During a median follow-up period of 7.4 years after dsCMR, 4 of the 61 patients with a negative dsCMR examination (77 negative examinations, as some patients had more than 1 dsCMR) experienced coronary events defined as a myocardial infarction, surgical- or catheter-based coronary artery intervention, or chest pain concerning for ischemia. This observation indicates that patients with a negative dsCMR generally have a good medium-term prognosis and that the test had a high negative predictive value for coronary events (95%). Nevertheless, a review of the 4 patients with coronary events who may represent failures of dsCMR from a prognostic standpoint is useful. Coronary events occurred at 2 days, 10 months, 1 year, and 4 years following dsCMR. All the coronary event endpoints were surgical interventions, 2 of which were in the setting of possible ischemic symptoms (cases 4 and 7). No patient had a myocardial infarction, death, or aborted sudden death. None had physiologic testing for inducible ischemia by another modality (e.g., single-photon emission computed tomography), but all 4 had coronary angiography at catheterization that showed significant anatomic obstruction. For case 7, the catheterization occurred 4 years after the dsCMR and it is plausible that there could have been significant disease progression in the interim. These cases highlight that the clinical management in patients with coronary obstruction is complex and requires the synthesis of all the available information.

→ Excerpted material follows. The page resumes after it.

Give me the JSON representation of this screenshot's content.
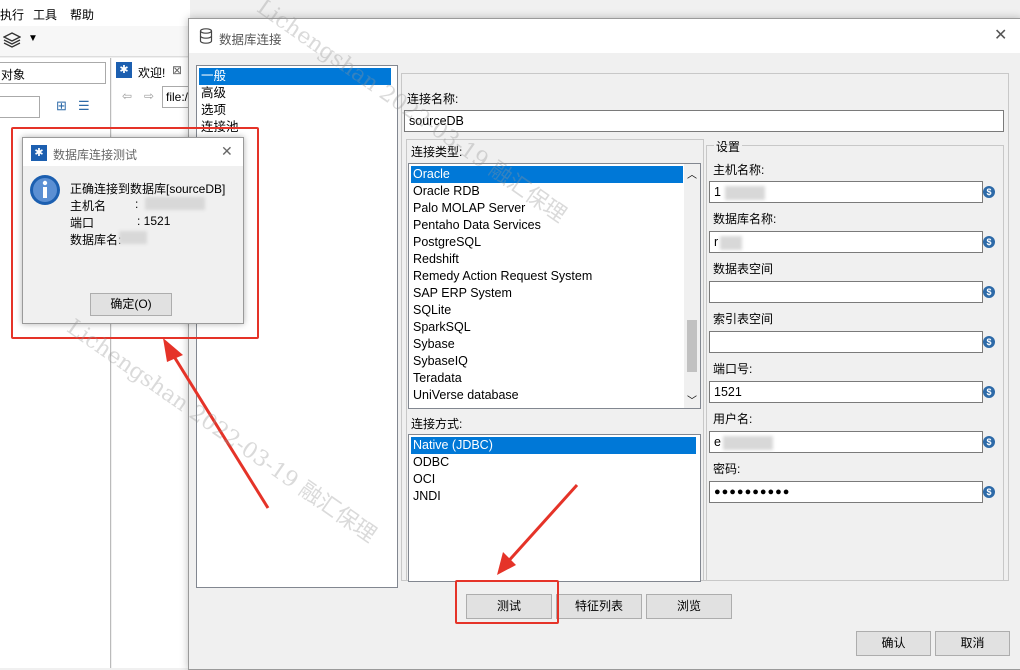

The small number of positive dsCMR examinations and subsequent coronary events in this study make it challenging to make recommendations for the use of dsCMR. Moreover, there are insufficient data in pediatric patients to compare the performance of dsCMR to other tests for inducible ischemia. Considering these constraints, we believe it is reasonable to use dsCMR to assess patients at risk for coronary ischemia and without ischemic symptoms. Those with a negative dsCMR likely have a low risk of myocardial infarction, death, or aborted sudden death over the next few years. The interval between dsCMR examinations should be determined based on additional clinical information including patient symptoms and coronary anatomy from cardiac catheterization, cardiac magnetic resonance, or cardiac computed tomography. In patients at risk for coronary ischemia who have ischemic symptoms, assessment with dsCMR is also reasonable and, in most cases, should be accompanied by high-quality anatomic delineation of the coronary arteries. A positive dsCMR result confirms the clinical suspicion and supports revascularization.

Our study has several important limitations. As a single-center study, it may not be generalizable to other settings. Despite being the largest pediatric dsCMR series with medium-term follow-up to date, the small number of positive dsCMR studies and subsequent coronary events limited its analytic power and precluded a meaningful statistical analysis. The varied diagnoses and indications for dsCMR also confound the interpretation of the results. Lastly, the follow-up duration was variable.

Conclusion

In this series of pediatric patients undergoing dsCMR, wall motion abnormalities indicating inducible ischemia were uncommon. On medium-term follow-up, those with a negative dsCMR did not experience myocardial infarction, death, or aborted sudden death. However, several of these patients underwent revascularization procedures or heart transplantation driven by angiographic findings at catheterization and, in some cases, by symptoms as well. Larger multicenter studies with long-term follow-up are needed to further assess the prognostic value of dsCMR in pediatric patients.